Electronic – How to properly snub transient spikes from a transformer and prevent switch mode power supply burn out

power supplyswitch-mode-power-supplytransformertransient-suppression

I've received a failed switch-mode DC-DC step down converter (part# LTC3631 from Linear). This circuit was driven by a 24VAC transformer which is rectified on the circuit:


simulate this circuit – Schematic created using CircuitLab

The leads from the transformer to the circuit are quite long (>5m). Apparently the 110V side of the transformer was switched off somewhat frequently lately which likely caused a spike on the secondary (24V) side. The input pin of the LTC3631 has a visible mark where the blowout occured (gas escaped).

What's the proper way of preventing this from happening again?

this question is possibly related.

Best Answer

The LTC3631 is a low-power converter (100mA only) so there are a few ways one could hypothetically save the device from surges.

The easy solution is adding some clamping on the primary side of the transformer to limit any surge energy coming in - a MOV from line to line will shunt any high voltage energy away from the transformer. A small series resistance would also help limit the surge energy, and wouldn't be excessively lossy since the regulator draws such a low current. Safety-rated X-capacitors from line to line may also help with smaller surges (also sometimes called 'fast transients') - just don't forget to put a resistor in parallel with them that would discharge them within 30 seconds, for safety reasons.

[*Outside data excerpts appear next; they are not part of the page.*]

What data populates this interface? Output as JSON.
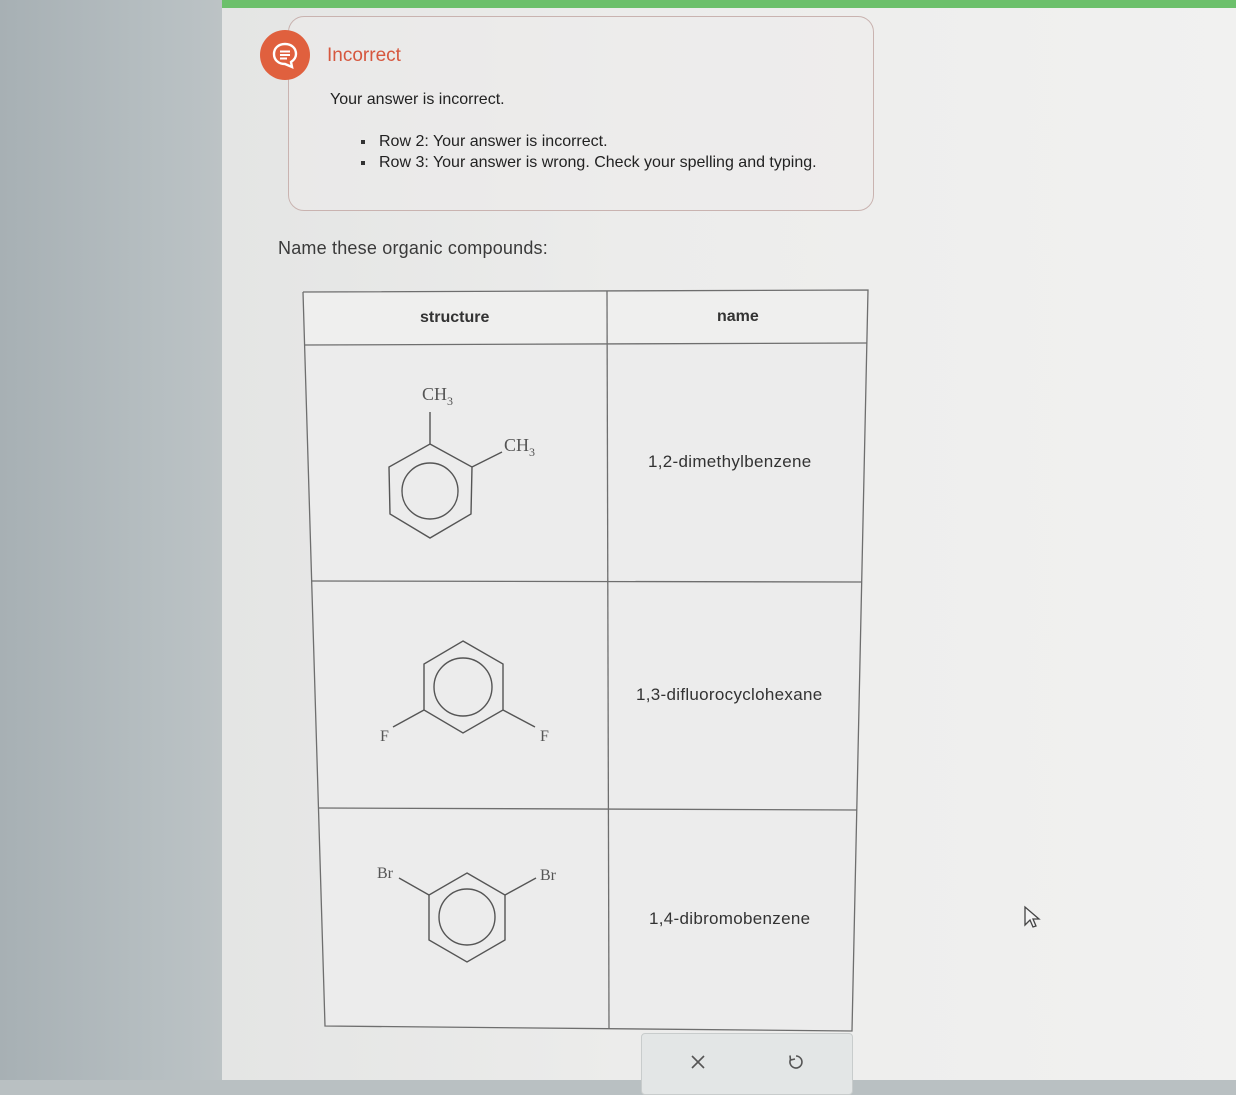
{
  "feedback": {
    "status_label": "Incorrect",
    "message": "Your answer is incorrect.",
    "errors": [
      "Row 2: Your answer is incorrect.",
      "Row 3: Your answer is wrong. Check your spelling and typing."
    ],
    "accent_color": "#e0603e"
  },
  "question": {
    "instruction": "Name these organic compounds:"
  },
  "table": {
    "headers": {
      "structure": "structure",
      "name": "name"
    },
    "rows": [
      {
        "labels": {
          "sub1": "CH",
          "sub1_sub": "3",
          "sub2": "CH",
          "sub2_sub": "3"
        },
        "answer": "1,2-dimethylbenzene"
      },
      {
        "labels": {
          "sub1": "F",
          "sub2": "F"
        },
        "answer": "1,3-difluorocyclohexane"
      },
      {
        "labels": {
          "sub1": "Br",
          "sub2": "Br"
        },
        "answer": "1,4-dibromobenzene"
      }
    ]
  },
  "actions": {
    "clear_icon": "x-icon",
    "undo_icon": "undo-icon"
  }
}
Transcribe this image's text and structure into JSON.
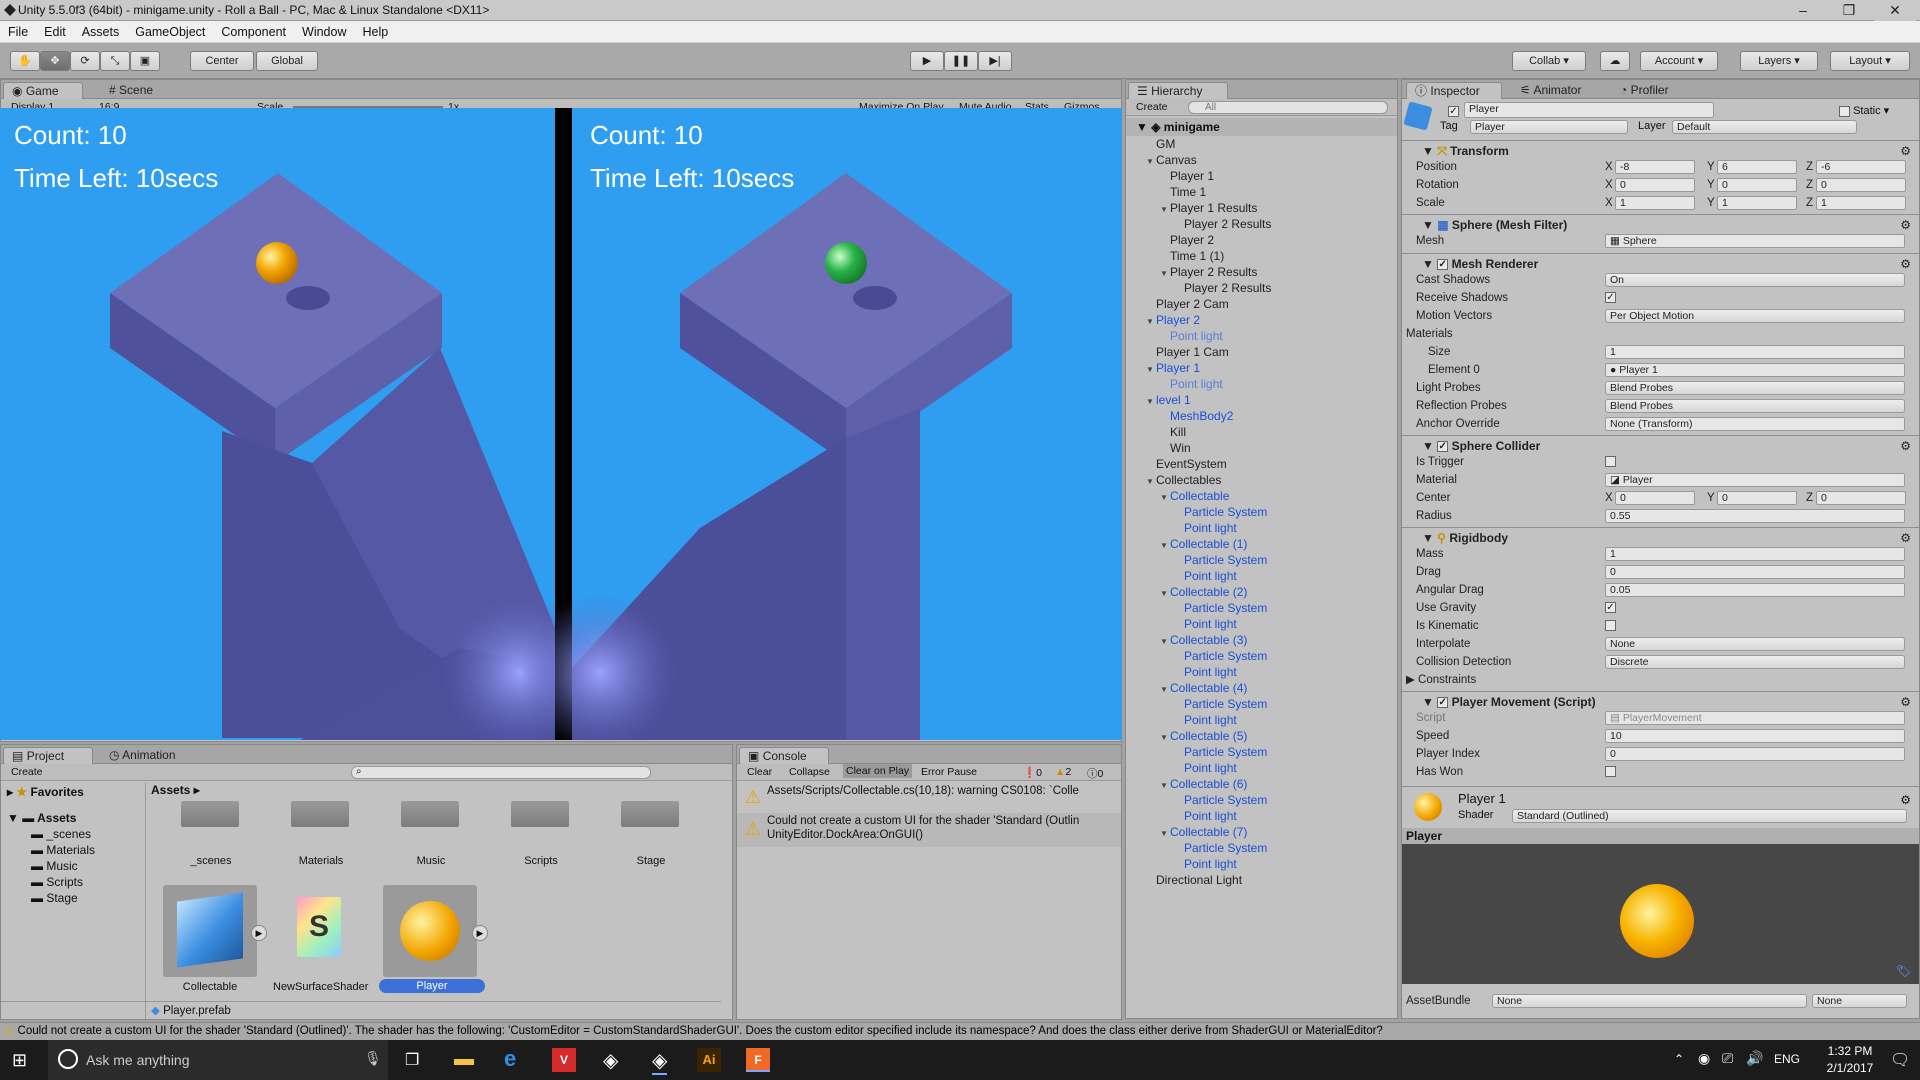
{
  "window": {
    "title": "Unity 5.5.0f3 (64bit) - minigame.unity - Roll a Ball - PC, Mac & Linux Standalone <DX11>",
    "minimize": "–",
    "maximize": "❐",
    "close": "✕"
  },
  "menu": [
    "File",
    "Edit",
    "Assets",
    "GameObject",
    "Component",
    "Window",
    "Help"
  ],
  "toolbar": {
    "center": "Center",
    "global": "Global",
    "collab": "Collab",
    "account": "Account",
    "layers": "Layers",
    "layout": "Layout"
  },
  "game": {
    "tab_game": "Game",
    "tab_scene": "Scene",
    "display": "Display 1",
    "aspect": "16:9",
    "scale_label": "Scale",
    "scale_value": "1x",
    "maximize": "Maximize On Play",
    "mute": "Mute Audio",
    "stats": "Stats",
    "gizmos": "Gizmos",
    "left_count": "Count: 10",
    "left_time": "Time Left: 10secs",
    "right_count": "Count: 10",
    "right_time": "Time Left: 10secs",
    "ball_left_color": "#f2a500",
    "ball_right_color": "#2bb24a"
  },
  "hierarchy": {
    "tab": "Hierarchy",
    "create": "Create",
    "search": "All",
    "scene": "minigame",
    "rows": [
      {
        "label": "GM",
        "depth": 1,
        "style": "",
        "tri": ""
      },
      {
        "label": "Canvas",
        "depth": 1,
        "style": "",
        "tri": "▼"
      },
      {
        "label": "Player 1",
        "depth": 2,
        "style": "",
        "tri": ""
      },
      {
        "label": "Time 1",
        "depth": 2,
        "style": "",
        "tri": ""
      },
      {
        "label": "Player 1 Results",
        "depth": 2,
        "style": "",
        "tri": "▼"
      },
      {
        "label": "Player 2 Results",
        "depth": 3,
        "style": "",
        "tri": ""
      },
      {
        "label": "Player 2",
        "depth": 2,
        "style": "",
        "tri": ""
      },
      {
        "label": "Time 1 (1)",
        "depth": 2,
        "style": "",
        "tri": ""
      },
      {
        "label": "Player 2 Results",
        "depth": 2,
        "style": "",
        "tri": "▼"
      },
      {
        "label": "Player 2 Results",
        "depth": 3,
        "style": "",
        "tri": ""
      },
      {
        "label": "Player 2 Cam",
        "depth": 1,
        "style": "",
        "tri": ""
      },
      {
        "label": "Player 2",
        "depth": 1,
        "style": "blue",
        "tri": "▼"
      },
      {
        "label": "Point light",
        "depth": 2,
        "style": "light",
        "tri": ""
      },
      {
        "label": "Player 1 Cam",
        "depth": 1,
        "style": "",
        "tri": ""
      },
      {
        "label": "Player 1",
        "depth": 1,
        "style": "blue",
        "tri": "▼"
      },
      {
        "label": "Point light",
        "depth": 2,
        "style": "light",
        "tri": ""
      },
      {
        "label": "level 1",
        "depth": 1,
        "style": "blue",
        "tri": "▼"
      },
      {
        "label": "MeshBody2",
        "depth": 2,
        "style": "blue",
        "tri": ""
      },
      {
        "label": "Kill",
        "depth": 2,
        "style": "",
        "tri": ""
      },
      {
        "label": "Win",
        "depth": 2,
        "style": "",
        "tri": ""
      },
      {
        "label": "EventSystem",
        "depth": 1,
        "style": "",
        "tri": ""
      },
      {
        "label": "Collectables",
        "depth": 1,
        "style": "",
        "tri": "▼"
      },
      {
        "label": "Collectable",
        "depth": 2,
        "style": "blue",
        "tri": "▼"
      },
      {
        "label": "Particle System",
        "depth": 3,
        "style": "blue",
        "tri": ""
      },
      {
        "label": "Point light",
        "depth": 3,
        "style": "blue",
        "tri": ""
      },
      {
        "label": "Collectable (1)",
        "depth": 2,
        "style": "blue",
        "tri": "▼"
      },
      {
        "label": "Particle System",
        "depth": 3,
        "style": "blue",
        "tri": ""
      },
      {
        "label": "Point light",
        "depth": 3,
        "style": "blue",
        "tri": ""
      },
      {
        "label": "Collectable (2)",
        "depth": 2,
        "style": "blue",
        "tri": "▼"
      },
      {
        "label": "Particle System",
        "depth": 3,
        "style": "blue",
        "tri": ""
      },
      {
        "label": "Point light",
        "depth": 3,
        "style": "blue",
        "tri": ""
      },
      {
        "label": "Collectable (3)",
        "depth": 2,
        "style": "blue",
        "tri": "▼"
      },
      {
        "label": "Particle System",
        "depth": 3,
        "style": "blue",
        "tri": ""
      },
      {
        "label": "Point light",
        "depth": 3,
        "style": "blue",
        "tri": ""
      },
      {
        "label": "Collectable (4)",
        "depth": 2,
        "style": "blue",
        "tri": "▼"
      },
      {
        "label": "Particle System",
        "depth": 3,
        "style": "blue",
        "tri": ""
      },
      {
        "label": "Point light",
        "depth": 3,
        "style": "blue",
        "tri": ""
      },
      {
        "label": "Collectable (5)",
        "depth": 2,
        "style": "blue",
        "tri": "▼"
      },
      {
        "label": "Particle System",
        "depth": 3,
        "style": "blue",
        "tri": ""
      },
      {
        "label": "Point light",
        "depth": 3,
        "style": "blue",
        "tri": ""
      },
      {
        "label": "Collectable (6)",
        "depth": 2,
        "style": "blue",
        "tri": "▼"
      },
      {
        "label": "Particle System",
        "depth": 3,
        "style": "blue",
        "tri": ""
      },
      {
        "label": "Point light",
        "depth": 3,
        "style": "blue",
        "tri": ""
      },
      {
        "label": "Collectable (7)",
        "depth": 2,
        "style": "blue",
        "tri": "▼"
      },
      {
        "label": "Particle System",
        "depth": 3,
        "style": "blue",
        "tri": ""
      },
      {
        "label": "Point light",
        "depth": 3,
        "style": "blue",
        "tri": ""
      },
      {
        "label": "Directional Light",
        "depth": 1,
        "style": "",
        "tri": ""
      }
    ]
  },
  "inspector": {
    "tabs": [
      "Inspector",
      "Animator",
      "Profiler"
    ],
    "name": "Player",
    "static": "Static",
    "tag_label": "Tag",
    "tag": "Player",
    "layer_label": "Layer",
    "layer": "Default",
    "transform": {
      "title": "Transform",
      "position": "Position",
      "rotation": "Rotation",
      "scale": "Scale",
      "x": "X",
      "y": "Y",
      "z": "Z",
      "pos": [
        "-8",
        "6",
        "-6"
      ],
      "rot": [
        "0",
        "0",
        "0"
      ],
      "scl": [
        "1",
        "1",
        "1"
      ]
    },
    "meshfilter": {
      "title": "Sphere (Mesh Filter)",
      "mesh_label": "Mesh",
      "mesh": "Sphere"
    },
    "renderer": {
      "title": "Mesh Renderer",
      "cast": "Cast Shadows",
      "cast_val": "On",
      "receive": "Receive Shadows",
      "motion": "Motion Vectors",
      "motion_val": "Per Object Motion",
      "materials": "Materials",
      "size": "Size",
      "size_val": "1",
      "element0": "Element 0",
      "element0_val": "Player 1",
      "lightprobes": "Light Probes",
      "lightprobes_val": "Blend Probes",
      "reflprobes": "Reflection Probes",
      "reflprobes_val": "Blend Probes",
      "anchor": "Anchor Override",
      "anchor_val": "None (Transform)"
    },
    "collider": {
      "title": "Sphere Collider",
      "trigger": "Is Trigger",
      "material": "Material",
      "material_val": "Player",
      "center": "Center",
      "center_vals": [
        "0",
        "0",
        "0"
      ],
      "radius": "Radius",
      "radius_val": "0.55"
    },
    "rigidbody": {
      "title": "Rigidbody",
      "mass": "Mass",
      "mass_val": "1",
      "drag": "Drag",
      "drag_val": "0",
      "adrag": "Angular Drag",
      "adrag_val": "0.05",
      "gravity": "Use Gravity",
      "kinematic": "Is Kinematic",
      "interp": "Interpolate",
      "interp_val": "None",
      "coll": "Collision Detection",
      "coll_val": "Discrete",
      "constraints": "Constraints"
    },
    "script": {
      "title": "Player Movement (Script)",
      "script": "Script",
      "script_val": "PlayerMovement",
      "speed": "Speed",
      "speed_val": "10",
      "index": "Player Index",
      "index_val": "0",
      "won": "Has Won"
    },
    "material": {
      "name": "Player 1",
      "shader_label": "Shader",
      "shader": "Standard (Outlined)"
    },
    "preview_title": "Player",
    "assetbundle": "AssetBundle",
    "ab_val": "None",
    "ab_val2": "None"
  },
  "project": {
    "tab_project": "Project",
    "tab_animation": "Animation",
    "create": "Create",
    "favorites": "Favorites",
    "assets_root": "Assets",
    "folders": [
      "_scenes",
      "Materials",
      "Music",
      "Scripts",
      "Stage"
    ],
    "breadcrumb": "Assets",
    "grid_folders": [
      "_scenes",
      "Materials",
      "Music",
      "Scripts",
      "Stage"
    ],
    "assets": [
      "Collectable",
      "NewSurfaceShader",
      "Player"
    ],
    "selected_file": "Player.prefab"
  },
  "console": {
    "tab": "Console",
    "clear": "Clear",
    "collapse": "Collapse",
    "clear_on_play": "Clear on Play",
    "error_pause": "Error Pause",
    "counts": [
      "0",
      "2",
      "0"
    ],
    "msg1": "Assets/Scripts/Collectable.cs(10,18): warning CS0108: `Colle",
    "msg2a": "Could not create a custom UI for the shader 'Standard (Outlin",
    "msg2b": "UnityEditor.DockArea:OnGUI()"
  },
  "status": "Could not create a custom UI for the shader 'Standard (Outlined)'. The shader has the following: 'CustomEditor = CustomStandardShaderGUI'. Does the custom editor specified include its namespace? And does the class either derive from ShaderGUI or MaterialEditor?",
  "taskbar": {
    "search": "Ask me anything",
    "lang": "ENG",
    "time": "1:32 PM",
    "date": "2/1/2017"
  }
}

Clamping also works on the secondary side. You could add a small resistor in the positive feed to the regulator, then put a TVS in parallel with the regulator (between the positive feed and ground). The TVS would clamp the voltage to a safe level and the resistor would limit the TVS current. Again, it would burn some power all the time, but the regulator isn't high-power so the losses should be manageable.

Local capacitors directly at Vin and Run going directly to the IC ground are essential. You could also consider adding reverse biased (negative clamping) diodes on these pins (to prevent them from somehow going below GND). A negative clamp diode at the SW node can be helpful too.